You may be able to appeal a Tenancy Tribunal decision to the District Court if you believe the Tribunal decision was incorrect in some way. However, there are limitations on the right to appeal. Section 117 of the Residential Tenancies Act 1986 provides:

(1) Subject to subsection (2), any party to any proceedings before the Tribunal who is dissatisfied with the decision of the Tribunal in the proceedings may appeal to the District Court against that decision.

(1A) A decision referred to in subsection (1) includes the decision to grant, or refuse to grant, an application under section 105 for a rehearing.

(2) No application shall lie –

(a) against an interim order made under section 79; or

(b) against an order, or the failure to make an order, for the payment of money where the amount that would be in dispute on appeal is less than $1,000; or

(c) against a work order, or the failure to make a work order, where the value of the work that would be in dispute on appeal is less than $1,000.

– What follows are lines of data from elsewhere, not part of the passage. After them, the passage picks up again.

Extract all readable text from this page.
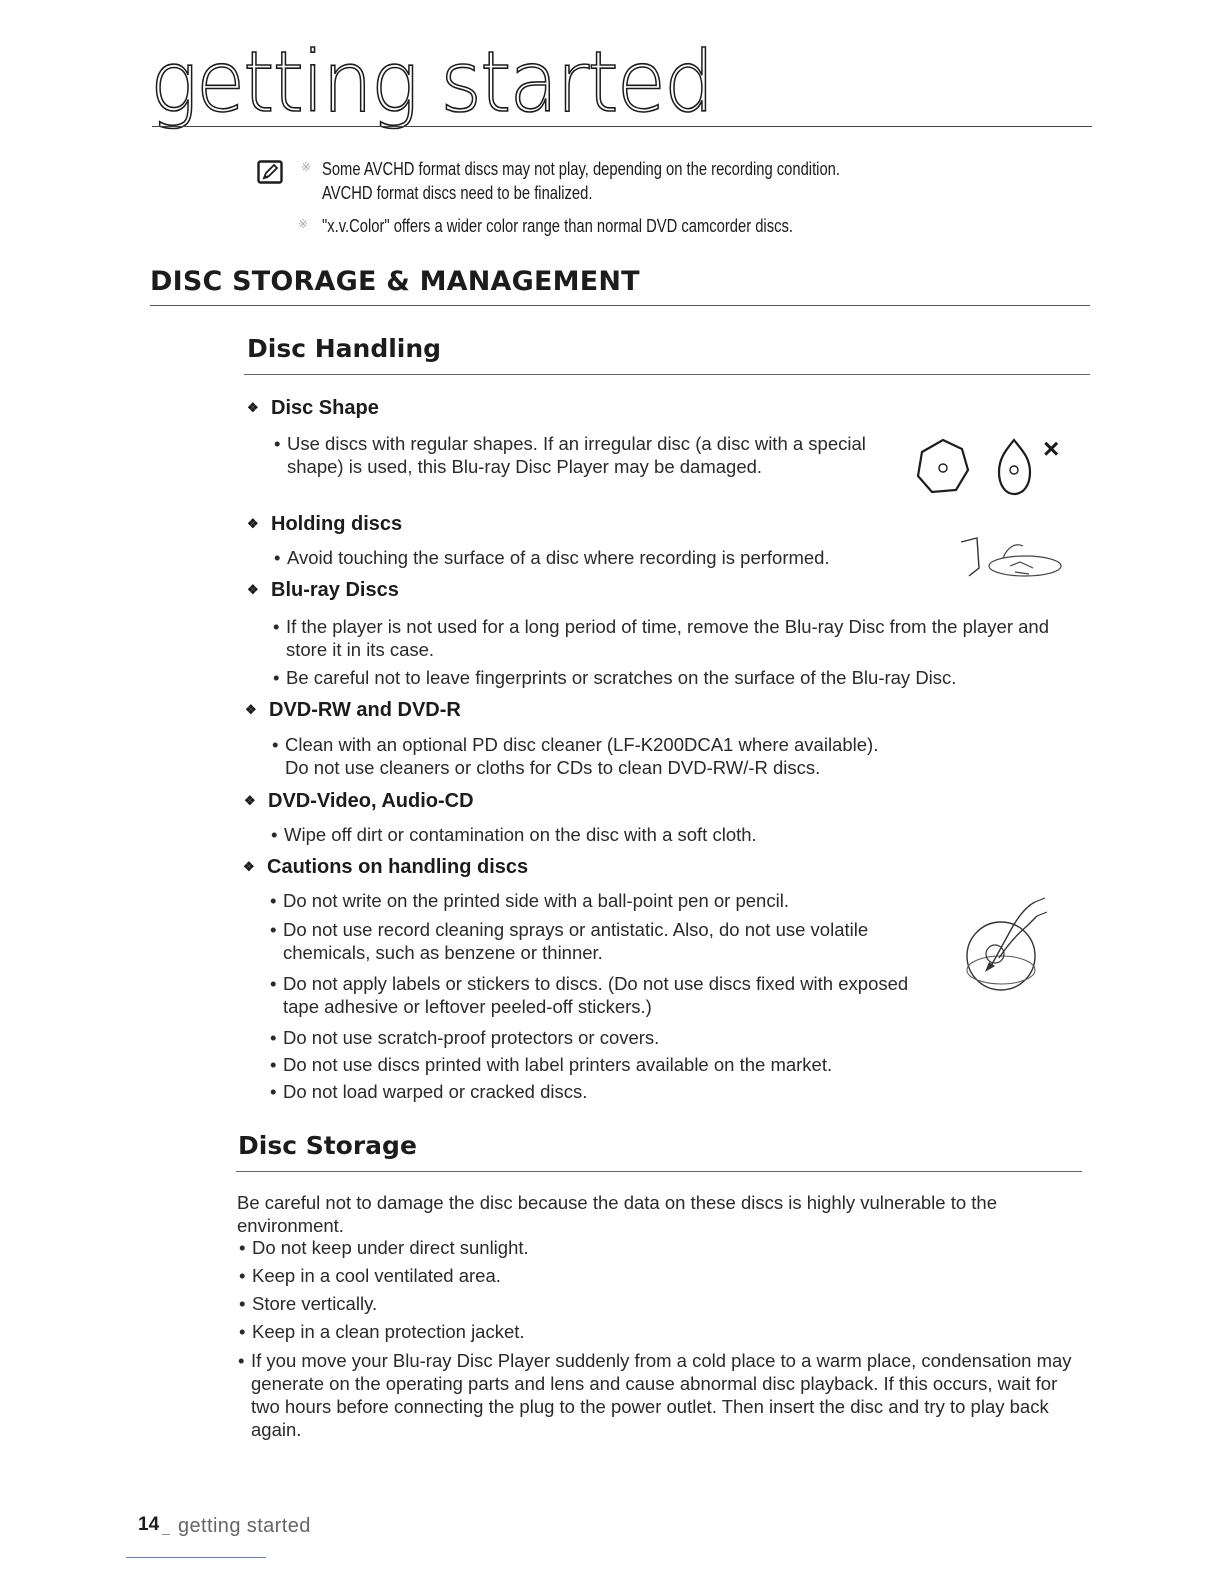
getting started
※ Some AVCHD format discs may not play, depending on the recording condition.
AVCHD format discs need to be finalized.
※ "x.v.Color" offers a wider color range than normal DVD camcorder discs.
DISC STORAGE & MANAGEMENT
Disc Handling
❖ Disc Shape
• Use discs with regular shapes. If an irregular disc (a disc with a special
shape) is used, this Blu-ray Disc Player may be damaged.
×
❖ Holding discs
• Avoid touching the surface of a disc where recording is performed.
❖ Blu-ray Discs
• If the player is not used for a long period of time, remove the Blu-ray Disc from the player and
store it in its case.
• Be careful not to leave fingerprints or scratches on the surface of the Blu-ray Disc.
❖ DVD-RW and DVD-R
• Clean with an optional PD disc cleaner (LF-K200DCA1 where available).
Do not use cleaners or cloths for CDs to clean DVD-RW/-R discs.
❖ DVD-Video, Audio-CD
• Wipe off dirt or contamination on the disc with a soft cloth.
❖ Cautions on handling discs
• Do not write on the printed side with a ball-point pen or pencil.
• Do not use record cleaning sprays or antistatic. Also, do not use volatile
chemicals, such as benzene or thinner.
• Do not apply labels or stickers to discs. (Do not use discs fixed with exposed
tape adhesive or leftover peeled-off stickers.)
• Do not use scratch-proof protectors or covers.
• Do not use discs printed with label printers available on the market.
• Do not load warped or cracked discs.
Disc Storage
Be careful not to damage the disc because the data on these discs is highly vulnerable to the
environment.
• Do not keep under direct sunlight.
• Keep in a cool ventilated area.
• Store vertically.
• Keep in a clean protection jacket.
• If you move your Blu-ray Disc Player suddenly from a cold place to a warm place, condensation may
generate on the operating parts and lens and cause abnormal disc playback. If this occurs, wait for
two hours before connecting the plug to the power outlet. Then insert the disc and try to play back
again.
14 _ getting started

(3) A District Court shall have jurisdiction to hear and determine an appeal under this section notwithstanding any limits imposed on such courts in their ordinary civil jurisdiction by sections 29 to 34 of the District Courts Act 1947.


(5) An appeal under this section shall be brought by the filing of a notice of appeal in the District Court nearest to the place at which the Tribunal sat in the proceedings to which the appeal relates.

(6) Every such notice of appeal shall be filed within 10 working days after the date of the decision to which the appeal relates.

It costs $200 to file a District Court appeal as per Schedule 1 of the District Courts Fees Regulations 2009.